Without Supervision
There comes a point when you are on your own.
Wednesday, November 26, 2025
Where's the Love?
Saturday, October 4, 2025
Upcoming Birthday
Tomorrow's my 67th birthday. Our final decree of "absolute divorce" is pending the judge's signature. I asked Liz what she wanted for her birthday dinner, back in March, so I could get the ingredients I'd need to make it. Completely forgetting that, she later said she wanted to go to Honey Pig, referring to my plan to make it for her at our house as "some fantasy of his." So we went to Honey Pig. (Fine by me, really. I like Honey Pig.)
So we're not going anywhere, I guess, and most likely she's not going to make me anything, as she hasn't asked me what I want. As I rather thought when she first brought it up, this "we'll stay friends" thing was so this process would be easy on her.
I would have liked to go to Honey Pig with my friend again, though.
Tuesday, September 23, 2025
A Better Day
Monday, September 22, 2025
Today
Thursday, May 22, 2025
And a Lesson Passed On
Another professor from my college days passed away recently. This one was a really decent guy. His name was Norton Starr.
He mostly worked with a pen plotter, which draws lines on paper with a ballpoint pen. Those fell out of use for a long time, as laser printers got faster and were able to draw finer lines. Lately, they've been making a comeback because the esthetics of the actual mechanical system's output are gentler on the eye than razor-sharp laser print. He developed a family of shapes based on modulated radial patterns, which are now called "Starr Roses." Here's an early one:
In the 1970s, these could take an hour to draw. Today, we can draw them in a split second and, owing to that fact, we can draw them repeatedly, in rapid succession, allowing us to animate them (here's an example I created).

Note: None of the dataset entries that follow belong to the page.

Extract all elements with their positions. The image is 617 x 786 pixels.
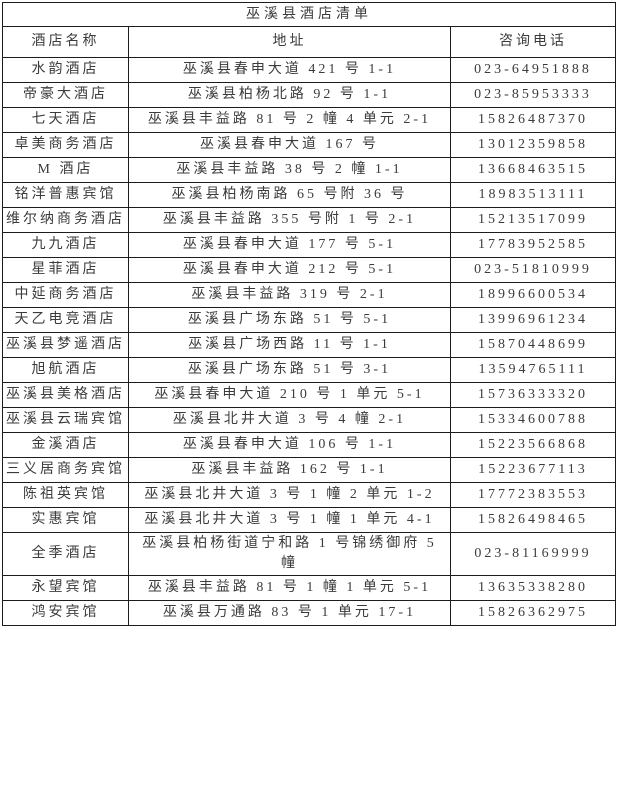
address-cell: 巫溪县丰益路 319 号 2-1 (128, 282, 451, 308)
phone-cell: 15223677113 (449, 457, 617, 483)
table-row: 全季酒店 巫溪县柏杨街道宁和路 1 号锦绣御府 5 幢 023-81169999 (2, 532, 617, 576)
phone-cell: 18996600534 (449, 282, 617, 308)
table-title-row: 巫溪县酒店清单 (1, 2, 617, 27)
table-row: 七天酒店 巫溪县丰益路 81 号 2 幢 4 单元 2-1 15826487370 (2, 107, 617, 133)
address-cell: 巫溪县丰益路 81 号 2 幢 4 单元 2-1 (128, 107, 451, 133)
phone-cell: 15223566868 (449, 432, 617, 458)
phone-cell: 15826498465 (449, 507, 617, 533)
address-cell: 巫溪县广场东路 51 号 5-1 (128, 307, 451, 333)
hotel-list-table: 巫溪县酒店清单 酒店名称 地址 咨询电话 水韵酒店 巫溪县春申大道 421 号 1… (1, 2, 617, 626)
hotel-name-cell: 巫溪县梦遥酒店 (2, 332, 129, 358)
phone-cell: 15870448699 (449, 332, 617, 358)
hotel-name-cell: 九九酒店 (2, 232, 129, 258)
table-row: 帝豪大酒店 巫溪县柏杨北路 92 号 1-1 023-85953333 (2, 82, 617, 108)
table-row: 陈祖英宾馆 巫溪县北井大道 3 号 1 幢 2 单元 1-2 17772383553 (2, 482, 617, 508)
hotel-name-cell: 巫溪县云瑞宾馆 (2, 407, 129, 433)
address-cell: 巫溪县春申大道 167 号 (128, 132, 451, 158)
hotel-name-cell: M 酒店 (2, 157, 129, 183)
phone-cell: 18983513111 (449, 182, 617, 208)
address-cell: 巫溪县春申大道 106 号 1-1 (128, 432, 451, 458)
hotel-name-cell: 永望宾馆 (2, 575, 129, 601)
column-header-address: 地址 (128, 26, 451, 58)
phone-cell: 023-81169999 (449, 532, 617, 576)
phone-cell: 15334600788 (449, 407, 617, 433)
phone-cell: 15213517099 (449, 207, 617, 233)
table-row: 巫溪县云瑞宾馆 巫溪县北井大道 3 号 4 幢 2-1 15334600788 (2, 407, 617, 433)
phone-cell: 13996961234 (449, 307, 617, 333)
column-header-hotel-name: 酒店名称 (2, 26, 129, 58)
hotel-name-cell: 卓美商务酒店 (2, 132, 129, 158)
table-row: 永望宾馆 巫溪县丰益路 81 号 1 幢 1 单元 5-1 13635338280 (2, 575, 617, 601)
phone-cell: 15826362975 (449, 600, 617, 626)
table-row: 水韵酒店 巫溪县春申大道 421 号 1-1 023-64951888 (2, 57, 617, 83)
phone-cell: 13668463515 (449, 157, 617, 183)
address-cell: 巫溪县北井大道 3 号 1 幢 1 单元 4-1 (128, 507, 451, 533)
table-row: 九九酒店 巫溪县春申大道 177 号 5-1 17783952585 (2, 232, 617, 258)
address-cell: 巫溪县柏杨街道宁和路 1 号锦绣御府 5 幢 (128, 532, 451, 576)
phone-cell: 15736333320 (449, 382, 617, 408)
address-cell: 巫溪县丰益路 162 号 1-1 (128, 457, 451, 483)
phone-cell: 15826487370 (449, 107, 617, 133)
hotel-name-cell: 星菲酒店 (2, 257, 129, 283)
hotel-name-cell: 帝豪大酒店 (2, 82, 129, 108)
table-row: 星菲酒店 巫溪县春申大道 212 号 5-1 023-51810999 (2, 257, 617, 283)
column-header-phone: 咨询电话 (449, 26, 617, 58)
table-row: 鸿安宾馆 巫溪县万通路 83 号 1 单元 17-1 15826362975 (2, 600, 617, 626)
phone-cell: 13594765111 (449, 357, 617, 383)
phone-cell: 17783952585 (449, 232, 617, 258)
address-cell: 巫溪县北井大道 3 号 4 幢 2-1 (128, 407, 451, 433)
address-cell: 巫溪县丰益路 355 号附 1 号 2-1 (128, 207, 451, 233)
address-cell: 巫溪县春申大道 210 号 1 单元 5-1 (128, 382, 451, 408)
hotel-name-cell: 实惠宾馆 (2, 507, 129, 533)
phone-cell: 023-85953333 (449, 82, 617, 108)
table-row: 天乙电竞酒店 巫溪县广场东路 51 号 5-1 13996961234 (2, 307, 617, 333)
table-row: 三义居商务宾馆 巫溪县丰益路 162 号 1-1 15223677113 (2, 457, 617, 483)
hotel-name-cell: 鸿安宾馆 (2, 600, 129, 626)
hotel-name-cell: 天乙电竞酒店 (2, 307, 129, 333)
table-row: 实惠宾馆 巫溪县北井大道 3 号 1 幢 1 单元 4-1 15826498465 (2, 507, 617, 533)
phone-cell: 13635338280 (449, 575, 617, 601)
address-cell: 巫溪县广场东路 51 号 3-1 (128, 357, 451, 383)
table-row: M 酒店 巫溪县丰益路 38 号 2 幢 1-1 13668463515 (2, 157, 617, 183)
table-row: 铭洋普惠宾馆 巫溪县柏杨南路 65 号附 36 号 18983513111 (2, 182, 617, 208)
table-row: 巫溪县梦遥酒店 巫溪县广场西路 11 号 1-1 15870448699 (2, 332, 617, 358)
address-cell: 巫溪县柏杨北路 92 号 1-1 (128, 82, 451, 108)
hotel-name-cell: 巫溪县美格酒店 (2, 382, 129, 408)
table-row: 金溪酒店 巫溪县春申大道 106 号 1-1 15223566868 (2, 432, 617, 458)
table-row: 维尔纳商务酒店 巫溪县丰益路 355 号附 1 号 2-1 15213517099 (2, 207, 617, 233)
hotel-name-cell: 全季酒店 (2, 532, 129, 576)
phone-cell: 13012359858 (449, 132, 617, 158)
address-cell: 巫溪县广场西路 11 号 1-1 (128, 332, 451, 358)
table-row: 旭航酒店 巫溪县广场东路 51 号 3-1 13594765111 (2, 357, 617, 383)
address-cell: 巫溪县柏杨南路 65 号附 36 号 (128, 182, 451, 208)
table-row: 巫溪县美格酒店 巫溪县春申大道 210 号 1 单元 5-1 15736333320 (2, 382, 617, 408)
table-title: 巫溪县酒店清单 (1, 2, 617, 27)
address-cell: 巫溪县春申大道 177 号 5-1 (128, 232, 451, 258)
phone-cell: 17772383553 (449, 482, 617, 508)
address-cell: 巫溪县春申大道 421 号 1-1 (128, 57, 451, 83)
table-row: 中延商务酒店 巫溪县丰益路 319 号 2-1 18996600534 (2, 282, 617, 308)
table-body: 水韵酒店 巫溪县春申大道 421 号 1-1 023-64951888 帝豪大酒店 巫溪… (2, 57, 617, 626)
hotel-name-cell: 陈祖英宾馆 (2, 482, 129, 508)
address-cell: 巫溪县万通路 83 号 1 单元 17-1 (128, 600, 451, 626)
address-cell: 巫溪县春申大道 212 号 5-1 (128, 257, 451, 283)
hotel-name-cell: 金溪酒店 (2, 432, 129, 458)
hotel-name-cell: 中延商务酒店 (2, 282, 129, 308)
table-row: 卓美商务酒店 巫溪县春申大道 167 号 13012359858 (2, 132, 617, 158)
table-header-row: 酒店名称 地址 咨询电话 (2, 26, 617, 58)
hotel-name-cell: 水韵酒店 (2, 57, 129, 83)
phone-cell: 023-51810999 (449, 257, 617, 283)
phone-cell: 023-64951888 (449, 57, 617, 83)
hotel-name-cell: 铭洋普惠宾馆 (2, 182, 129, 208)
address-cell: 巫溪县北井大道 3 号 1 幢 2 单元 1-2 (128, 482, 451, 508)
hotel-name-cell: 维尔纳商务酒店 (2, 207, 129, 233)
hotel-name-cell: 旭航酒店 (2, 357, 129, 383)
hotel-name-cell: 三义居商务宾馆 (2, 457, 129, 483)
hotel-name-cell: 七天酒店 (2, 107, 129, 133)
address-cell: 巫溪县丰益路 81 号 1 幢 1 单元 5-1 (128, 575, 451, 601)
address-cell: 巫溪县丰益路 38 号 2 幢 1-1 (128, 157, 451, 183)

Prof. Starr taught me how to make these shapes in 1977. Today, I teach my students how to make them. I sent him an email, about six months ago, to let him know his work was still in classrooms, exciting new undergraduates, 50 years after he first produced it. He sent me a nice note back, seeming pleased by what I'd told him. I'm glad I did, when I did, because he passed away a few weeks later, at the age of 88.
Norton Starr may be gone, but I'm making sure that the fun and joy I had with math and art he showed my generation is passed on to the next generation after mine. Here's hoping the Starr Rose lasts forever.
Rest in Permanence, Professor.
Monday, March 10, 2025
Lesson Learned, Lesson Taught
Found out a professor of mine from my college days passed away a few years back. I'm a university instructor now myself. Not formally a "professor," but the students all call us that, no matter what our title on the paper says. My style as an instructor is very much due to having been that past professor's student, long ago.
A couple of years ago, a student came into my office with a fried Arduino in his hand. He'd hooked up the power wrong, based on some dumb YouTube he'd seen. Did I kick him out? No. I spent two days a week for the rest of the term, teaching him basic electronics. He knows what he's doing now, and he doesn't think I'm an asshole.
What would have made him think I'm an asshole? I suppose if, instead of helping him see what he'd done wrong, I'd castigated him for misusing equipment, told him he was too ignorant to work with electronics gear, and banned him from my lab, that might have done it. But I didn't because, thanks to that professor of mine, I know what it feels like to be treated that way, so that's not what I did.
Rest in peace, professor.
You were a dick to me. But, I finally got even with you for it. When I was in your place, and a young adult came to me after making a mistake, I undid the damage you almost did to the future. As far as my student is concerned, it's the same as if you were never here.
Monday, December 9, 2024
Standing for the Anthem
My wife and I go to sporting events at the university where I work. Each one starts with a playing of the national anthem, after the announcer says we should stand and, among other things, show respect for the people who defend our nation.
Our anthem is not a military anthem. As a military brat, I learned to stand when it is played. But not for our military. I stood because military brats stand for the anthem.
The announcer also says we should place our hands over our hearts. I don't do that either. The hand-over-heart is called the "civilian salute." As a military brat, I know that there is no civilian salute. That's part of what it means to have a country where the military is under civilian control: there is no paramilitary regimen that the civilians must obey. Further, the salute is a military privilege. Civilians aren't entitled to it. So I don't do it.
I do stand. When the music ends, I blow a kiss and give a short military salute to the sky. (As it happens, I have a DD-214, so I actually can salute in this context, under the silly law Republicans passed to make it look like the flag is some kind of sacramental object.) But I do this to thank my mom, and honor my dad, who was a lifetime military officer.
Yes, I do stand for the anthem. Not for the nation I have loved. Not for our fighters who defend it. I stand for the memory of who my parents raised me to be. I am a military brat. We stand.